Even if all things go as planned, a fallopian tube can reconnect at some time in the future. Tubal ligations can fail. The failure rate of a tubal ligation is about 1 out of every 200. Even so, it is important to ask your doctor to provide for the microscopist a sample of what was cut and tied. If it isn't the fallopian tube found under the microscope, you are not protected from pregnancy and need to have another procedure to correct the mistake in the previous tubal ligation. The pathology report for the tubal ligation won't be returned for about three days so you will already be recovering from the first procedure. After you completely recover from that, you will need the additional procedure.

There are risks in having a tubal ligation. Bleeding complications are always possible. There can be damage to the bowel or urinary tract that necessitates further surgery to correct the damage. Infection in any surgery is always possible, including peritonitis and sepsis, which can be severe. You can have anesthetic risks such as allergy to medications given as part of anesthesia. You can have heart problems while under anesthetics or breathing problems, including pneumonia as a result of the anesthesia intubation. There is a greater risk for tubal pregnancies if the tube partially or incompletely heals itself.

A male sterilization is called a vasectomy. It is usually done as an outpatient procedure in a doctor's office or surgery center. A cut is made on each side of the groin just above the scrotum after a local anesthetic numbs up the area around the scrotum. The surgeon then pulls out a bundle that contains some nerves, blood vessels and the vas deferens. The vas deferens is isolated from the rest of the bundle and a small section is cut out. Clips or sutures will be used to tie off the vas deferens and the same procedure is repeated on the other side. Small stitches are placed in the incision lines, which are about 1 centimeter or less in diameter. The doctor will have the sections of vas deferens studied under the microscope so as to make sure it is the vas deferens that was ligated and removed.

Risks of a vasectomy include bleeding complications, damage to the nerve supplying the testicles and scrotum or infection as a result of an unclean surgery.
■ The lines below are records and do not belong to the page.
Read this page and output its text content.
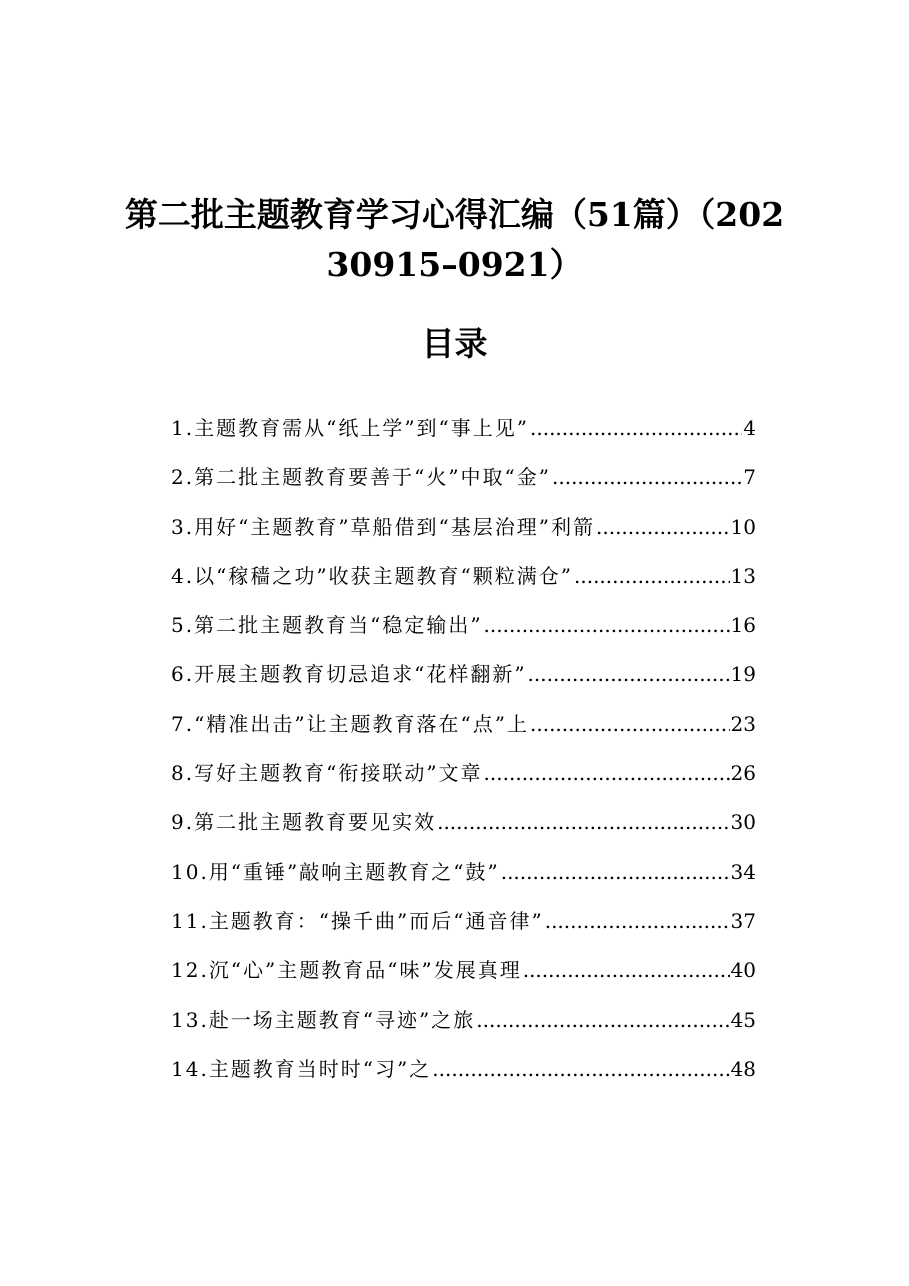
第二批主题教育学习心得汇编（51篇）（202
30915–0921）
目录
1.主题教育需从“纸上学”到“事上见” .....	4
2.第二批主题教育要善于“火”中取“金” .....	7
3.用好“主题教育”草船借到“基层治理”利箭 .....	10
4.以“稼穑之功”收获主题教育“颗粒满仓” .....	13
5.第二批主题教育当“稳定输出” .....	16
6.开展主题教育切忌追求“花样翻新” .....	19
7.“精准出击”让主题教育落在“点”上 .....	23
8.写好主题教育“衔接联动”文章 .....	26
9.第二批主题教育要见实效 .....	30
10.用“重锤”敲响主题教育之“鼓” .....	34
11.主题教育：“操千曲”而后“通音律” .....	37
12.沉“心”主题教育品“味”发展真理 .....	40
13.赴一场主题教育“寻迹”之旅 .....	45
14.主题教育当时时“习”之 .....	48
Antibiotics and local heat can be used to treat the infection, which is usually minor.

A vasectomy is not generally considered successful immediately after the procedure. It will take between 15 and 20 ejaculations in order to clear the vas deferens of active sperm. You can get a woman pregnant before the vas deferens is clear and you need two negative specimens of ejaculate to be declared sterile by means of vasectomy. The failure rate of the vasectomy is low. The failure rate of a vasectomy is about 1 in 2000 cases.